EfficientDet-D0: This model is slow and performed inaccurately on this dataset. The poor accuracy is likely due to the limited size of the coin dataset I used for training. Theoretically, this model should be able to achieve higher accuracy than any other model in this list. It should only be used in applications with higher compute power and where a larger training dataset is available.
Conclusions
Here are my top recommended models based on the results of this test.
First Place: SSD-MobileNet-FPNLite-320x320
This model has exceptional accuracy (even when trained on a small dataset) while still running fast enough to achieve near real-time performance. If you need high accuracy and your application can wait a few hundred milliseconds to respond to new inputs, this is the model for you.

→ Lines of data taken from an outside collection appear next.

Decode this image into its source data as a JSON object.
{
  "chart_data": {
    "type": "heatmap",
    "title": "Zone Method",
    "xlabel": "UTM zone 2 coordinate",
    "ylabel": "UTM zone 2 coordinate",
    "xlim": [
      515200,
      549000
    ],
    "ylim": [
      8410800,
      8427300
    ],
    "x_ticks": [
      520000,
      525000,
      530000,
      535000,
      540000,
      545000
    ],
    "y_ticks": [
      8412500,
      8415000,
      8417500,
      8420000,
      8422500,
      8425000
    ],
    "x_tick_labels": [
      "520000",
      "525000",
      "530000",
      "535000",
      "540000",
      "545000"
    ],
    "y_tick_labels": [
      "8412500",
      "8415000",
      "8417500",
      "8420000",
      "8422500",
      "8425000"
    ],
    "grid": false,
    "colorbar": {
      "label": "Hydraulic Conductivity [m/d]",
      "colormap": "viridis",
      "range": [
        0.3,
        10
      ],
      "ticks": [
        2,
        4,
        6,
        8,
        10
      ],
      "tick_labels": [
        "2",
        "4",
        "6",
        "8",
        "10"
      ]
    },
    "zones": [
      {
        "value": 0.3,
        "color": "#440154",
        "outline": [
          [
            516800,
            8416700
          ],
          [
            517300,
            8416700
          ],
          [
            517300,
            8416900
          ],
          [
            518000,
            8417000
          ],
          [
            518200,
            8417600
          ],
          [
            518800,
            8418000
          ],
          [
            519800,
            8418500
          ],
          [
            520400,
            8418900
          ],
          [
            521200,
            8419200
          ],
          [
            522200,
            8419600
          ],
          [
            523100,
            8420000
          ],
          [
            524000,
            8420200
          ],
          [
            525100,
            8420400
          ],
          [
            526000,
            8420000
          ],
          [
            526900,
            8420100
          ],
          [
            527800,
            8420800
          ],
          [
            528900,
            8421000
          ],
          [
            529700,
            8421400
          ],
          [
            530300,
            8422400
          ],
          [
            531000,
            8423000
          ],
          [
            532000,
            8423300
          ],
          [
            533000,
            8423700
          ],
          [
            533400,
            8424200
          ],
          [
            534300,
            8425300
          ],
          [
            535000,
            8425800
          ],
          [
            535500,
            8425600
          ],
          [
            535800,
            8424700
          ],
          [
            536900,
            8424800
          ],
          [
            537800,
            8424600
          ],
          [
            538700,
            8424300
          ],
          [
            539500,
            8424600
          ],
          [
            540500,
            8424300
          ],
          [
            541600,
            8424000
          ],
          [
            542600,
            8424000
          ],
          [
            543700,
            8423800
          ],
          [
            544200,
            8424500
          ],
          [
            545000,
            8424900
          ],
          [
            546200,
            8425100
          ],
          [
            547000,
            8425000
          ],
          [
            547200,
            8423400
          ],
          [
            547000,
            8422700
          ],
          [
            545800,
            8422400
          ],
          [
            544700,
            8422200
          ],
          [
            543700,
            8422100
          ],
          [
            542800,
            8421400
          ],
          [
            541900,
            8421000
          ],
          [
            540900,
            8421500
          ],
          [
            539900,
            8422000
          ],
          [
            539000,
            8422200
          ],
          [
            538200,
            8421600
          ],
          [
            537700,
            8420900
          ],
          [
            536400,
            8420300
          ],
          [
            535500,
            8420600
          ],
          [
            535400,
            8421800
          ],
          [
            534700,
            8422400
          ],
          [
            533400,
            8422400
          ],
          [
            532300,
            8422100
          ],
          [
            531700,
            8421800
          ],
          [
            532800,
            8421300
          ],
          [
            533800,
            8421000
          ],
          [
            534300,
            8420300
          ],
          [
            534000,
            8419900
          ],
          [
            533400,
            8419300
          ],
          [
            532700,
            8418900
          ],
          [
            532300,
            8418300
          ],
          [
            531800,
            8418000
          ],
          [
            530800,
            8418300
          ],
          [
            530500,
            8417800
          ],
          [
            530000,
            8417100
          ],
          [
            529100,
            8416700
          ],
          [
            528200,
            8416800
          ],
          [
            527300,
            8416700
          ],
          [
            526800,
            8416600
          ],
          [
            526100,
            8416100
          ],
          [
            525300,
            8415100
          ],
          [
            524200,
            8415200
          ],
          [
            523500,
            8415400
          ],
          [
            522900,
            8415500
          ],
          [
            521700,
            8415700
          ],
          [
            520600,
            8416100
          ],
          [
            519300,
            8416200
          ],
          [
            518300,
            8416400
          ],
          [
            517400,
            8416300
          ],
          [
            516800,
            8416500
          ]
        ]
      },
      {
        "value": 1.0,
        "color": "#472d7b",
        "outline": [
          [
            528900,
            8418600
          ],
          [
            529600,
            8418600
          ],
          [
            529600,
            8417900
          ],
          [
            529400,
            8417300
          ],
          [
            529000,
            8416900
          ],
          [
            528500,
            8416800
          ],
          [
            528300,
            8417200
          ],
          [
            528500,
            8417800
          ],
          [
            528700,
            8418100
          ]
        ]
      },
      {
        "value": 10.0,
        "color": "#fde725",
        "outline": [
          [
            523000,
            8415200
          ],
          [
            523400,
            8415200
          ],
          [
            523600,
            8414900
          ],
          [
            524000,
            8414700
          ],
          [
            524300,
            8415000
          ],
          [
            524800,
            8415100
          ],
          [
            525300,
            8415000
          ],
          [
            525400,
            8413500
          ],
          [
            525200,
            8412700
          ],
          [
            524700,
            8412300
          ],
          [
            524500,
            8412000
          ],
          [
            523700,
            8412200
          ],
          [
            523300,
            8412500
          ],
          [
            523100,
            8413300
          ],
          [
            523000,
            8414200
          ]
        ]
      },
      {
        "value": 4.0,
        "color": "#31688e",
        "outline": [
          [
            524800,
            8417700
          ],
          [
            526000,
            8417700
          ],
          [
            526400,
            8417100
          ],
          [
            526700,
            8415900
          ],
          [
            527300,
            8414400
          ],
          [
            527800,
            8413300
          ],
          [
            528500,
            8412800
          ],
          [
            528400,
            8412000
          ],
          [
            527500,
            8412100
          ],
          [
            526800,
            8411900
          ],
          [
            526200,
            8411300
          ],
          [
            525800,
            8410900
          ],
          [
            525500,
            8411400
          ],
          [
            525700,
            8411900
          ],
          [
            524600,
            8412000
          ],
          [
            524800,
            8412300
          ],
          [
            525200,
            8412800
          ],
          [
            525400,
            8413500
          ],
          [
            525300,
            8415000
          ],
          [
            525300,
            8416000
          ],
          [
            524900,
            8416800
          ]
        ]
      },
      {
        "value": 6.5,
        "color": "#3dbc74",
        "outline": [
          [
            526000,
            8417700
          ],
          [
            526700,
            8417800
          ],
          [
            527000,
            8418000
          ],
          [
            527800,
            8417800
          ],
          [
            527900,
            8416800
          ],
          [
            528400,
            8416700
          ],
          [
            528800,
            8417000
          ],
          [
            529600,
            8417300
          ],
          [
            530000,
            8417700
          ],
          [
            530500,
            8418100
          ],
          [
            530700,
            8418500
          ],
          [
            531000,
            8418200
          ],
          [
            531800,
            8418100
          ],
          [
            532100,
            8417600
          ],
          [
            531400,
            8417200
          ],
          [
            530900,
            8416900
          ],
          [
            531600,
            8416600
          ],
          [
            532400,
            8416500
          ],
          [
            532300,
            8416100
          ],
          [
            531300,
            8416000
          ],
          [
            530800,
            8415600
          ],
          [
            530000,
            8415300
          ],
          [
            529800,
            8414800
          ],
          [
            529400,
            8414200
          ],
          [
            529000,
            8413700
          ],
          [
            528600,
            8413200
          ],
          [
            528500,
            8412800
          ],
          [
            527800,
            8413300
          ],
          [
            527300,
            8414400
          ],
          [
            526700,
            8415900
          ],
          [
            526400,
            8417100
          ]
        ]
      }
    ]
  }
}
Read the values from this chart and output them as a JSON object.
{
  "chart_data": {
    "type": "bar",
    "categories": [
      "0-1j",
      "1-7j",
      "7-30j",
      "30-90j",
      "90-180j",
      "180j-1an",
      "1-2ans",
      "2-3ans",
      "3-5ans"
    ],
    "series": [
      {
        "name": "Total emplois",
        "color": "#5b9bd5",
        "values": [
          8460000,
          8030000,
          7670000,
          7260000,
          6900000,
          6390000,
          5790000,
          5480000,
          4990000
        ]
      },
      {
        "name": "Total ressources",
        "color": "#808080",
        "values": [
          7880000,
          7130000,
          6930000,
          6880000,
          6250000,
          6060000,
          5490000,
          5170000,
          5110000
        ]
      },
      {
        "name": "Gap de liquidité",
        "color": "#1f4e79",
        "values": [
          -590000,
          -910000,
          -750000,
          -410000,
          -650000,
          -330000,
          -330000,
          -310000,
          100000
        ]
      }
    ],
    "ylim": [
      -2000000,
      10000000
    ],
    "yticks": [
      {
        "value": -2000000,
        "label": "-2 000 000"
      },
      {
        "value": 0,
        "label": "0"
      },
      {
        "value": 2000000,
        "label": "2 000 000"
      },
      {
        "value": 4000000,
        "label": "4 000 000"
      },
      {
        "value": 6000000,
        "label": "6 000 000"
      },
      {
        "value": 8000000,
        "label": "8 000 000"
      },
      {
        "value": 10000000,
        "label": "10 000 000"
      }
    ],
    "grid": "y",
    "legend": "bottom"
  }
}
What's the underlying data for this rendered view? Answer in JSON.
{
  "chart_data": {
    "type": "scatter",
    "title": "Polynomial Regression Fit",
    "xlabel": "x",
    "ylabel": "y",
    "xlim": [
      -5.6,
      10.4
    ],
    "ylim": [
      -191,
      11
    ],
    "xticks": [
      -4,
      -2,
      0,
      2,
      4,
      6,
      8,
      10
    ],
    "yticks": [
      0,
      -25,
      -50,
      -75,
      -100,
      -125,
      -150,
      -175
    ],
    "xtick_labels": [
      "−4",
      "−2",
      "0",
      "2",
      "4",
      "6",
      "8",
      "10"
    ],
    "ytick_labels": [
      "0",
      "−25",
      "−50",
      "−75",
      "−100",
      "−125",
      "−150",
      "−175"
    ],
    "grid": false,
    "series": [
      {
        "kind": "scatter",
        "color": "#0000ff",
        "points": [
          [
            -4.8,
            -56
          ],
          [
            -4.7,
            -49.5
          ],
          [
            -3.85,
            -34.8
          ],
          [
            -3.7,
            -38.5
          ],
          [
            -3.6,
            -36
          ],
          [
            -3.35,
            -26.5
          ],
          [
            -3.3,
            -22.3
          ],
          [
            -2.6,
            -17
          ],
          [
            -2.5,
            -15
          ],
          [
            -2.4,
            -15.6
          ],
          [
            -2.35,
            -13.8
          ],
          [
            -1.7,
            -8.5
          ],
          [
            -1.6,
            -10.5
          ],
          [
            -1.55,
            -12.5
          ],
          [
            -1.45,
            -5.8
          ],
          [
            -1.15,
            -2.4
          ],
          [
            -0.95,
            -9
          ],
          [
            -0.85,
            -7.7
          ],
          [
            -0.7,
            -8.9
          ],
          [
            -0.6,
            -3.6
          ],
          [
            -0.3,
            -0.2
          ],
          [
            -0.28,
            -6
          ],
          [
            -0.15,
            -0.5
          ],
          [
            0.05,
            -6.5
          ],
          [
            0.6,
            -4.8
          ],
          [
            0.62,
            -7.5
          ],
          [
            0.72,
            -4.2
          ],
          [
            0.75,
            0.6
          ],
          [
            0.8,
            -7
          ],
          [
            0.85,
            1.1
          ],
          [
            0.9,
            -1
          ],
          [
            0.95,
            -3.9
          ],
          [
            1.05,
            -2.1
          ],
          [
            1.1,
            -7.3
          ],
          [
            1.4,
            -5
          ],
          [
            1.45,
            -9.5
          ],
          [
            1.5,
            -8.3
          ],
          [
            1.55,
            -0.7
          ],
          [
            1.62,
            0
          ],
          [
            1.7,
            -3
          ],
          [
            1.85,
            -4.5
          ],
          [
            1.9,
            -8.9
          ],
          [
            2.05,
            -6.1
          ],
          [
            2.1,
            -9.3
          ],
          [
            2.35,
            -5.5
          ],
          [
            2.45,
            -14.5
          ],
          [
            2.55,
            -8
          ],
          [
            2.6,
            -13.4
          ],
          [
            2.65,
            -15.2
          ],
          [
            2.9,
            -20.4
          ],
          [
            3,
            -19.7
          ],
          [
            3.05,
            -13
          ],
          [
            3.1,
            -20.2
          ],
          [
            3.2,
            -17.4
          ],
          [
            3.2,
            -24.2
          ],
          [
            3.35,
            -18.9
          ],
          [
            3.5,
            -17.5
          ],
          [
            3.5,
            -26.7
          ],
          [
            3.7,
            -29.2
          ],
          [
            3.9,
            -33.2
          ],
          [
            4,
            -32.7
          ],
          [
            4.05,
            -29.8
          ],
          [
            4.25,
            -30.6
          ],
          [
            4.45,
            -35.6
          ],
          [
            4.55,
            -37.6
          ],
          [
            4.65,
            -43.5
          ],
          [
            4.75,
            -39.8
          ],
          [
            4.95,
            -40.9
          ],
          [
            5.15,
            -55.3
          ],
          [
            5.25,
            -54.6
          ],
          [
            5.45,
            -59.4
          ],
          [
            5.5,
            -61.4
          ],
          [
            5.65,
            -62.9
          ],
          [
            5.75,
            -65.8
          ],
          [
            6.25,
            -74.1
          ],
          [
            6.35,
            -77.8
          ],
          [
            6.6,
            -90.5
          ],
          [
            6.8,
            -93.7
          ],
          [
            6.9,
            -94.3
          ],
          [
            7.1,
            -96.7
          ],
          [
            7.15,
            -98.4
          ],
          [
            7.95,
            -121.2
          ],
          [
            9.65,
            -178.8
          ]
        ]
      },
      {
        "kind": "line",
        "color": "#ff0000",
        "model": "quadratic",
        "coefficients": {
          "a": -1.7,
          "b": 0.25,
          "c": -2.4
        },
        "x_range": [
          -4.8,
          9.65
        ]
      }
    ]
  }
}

Why is this model my favorite? Generally, accuracy is much more important than speed. This is especially true when creating a prototype that you want to demonstrate to stakeholders or potential investors. (For example, it’s more embarrassing when your Automated Cat Flap prototype accidentally lets in a raccoon because it was mis-identified as a cat than when it takes three seconds to let in your cat instead of two seconds.) SSD-MobileNet-FPNLite-320x320 has great accuracy with a small training dataset and still has near real-time speeds, so it’s great for proof-of-concept prototypes.
SSD-MobileNet-v2
The SSD-MobileNet architecture is popular for a reason. This model has great speed while maintaining relatively good accuracy. If speed is the most crucial aspect of your application, or if it can get away with missing a few detections, then I recommend using this model. The low accuracy can be improved by using a larger training dataset.
EfficientDet-Lite-D0
This model has comparable speed to SSD-MobileNet-FPNLite-320x320, but it has worse accuracy on this dataset. I recommend trying this model if you aren’t achieving good accuracy with the SSD-MobileNet models, as the different architecture may perform better on your particular dataset. Note that larger (and thus more accurate) EfficientDet-Lite models are trainable through TFLite Model Maker, but they will have much slower speeds.
Overview
Object detection is a fundamental task in computer vision with numerous applications, such as autonomous driving, surveillance, and image analysis. We will explore three different models - EfficientDet, SSD MobileNet v2, and SSD MobileNet v2 FPNLite - trained on three distinct input image sizes (512x512, 320x320, and 640x640) to compare their performance and efficiency.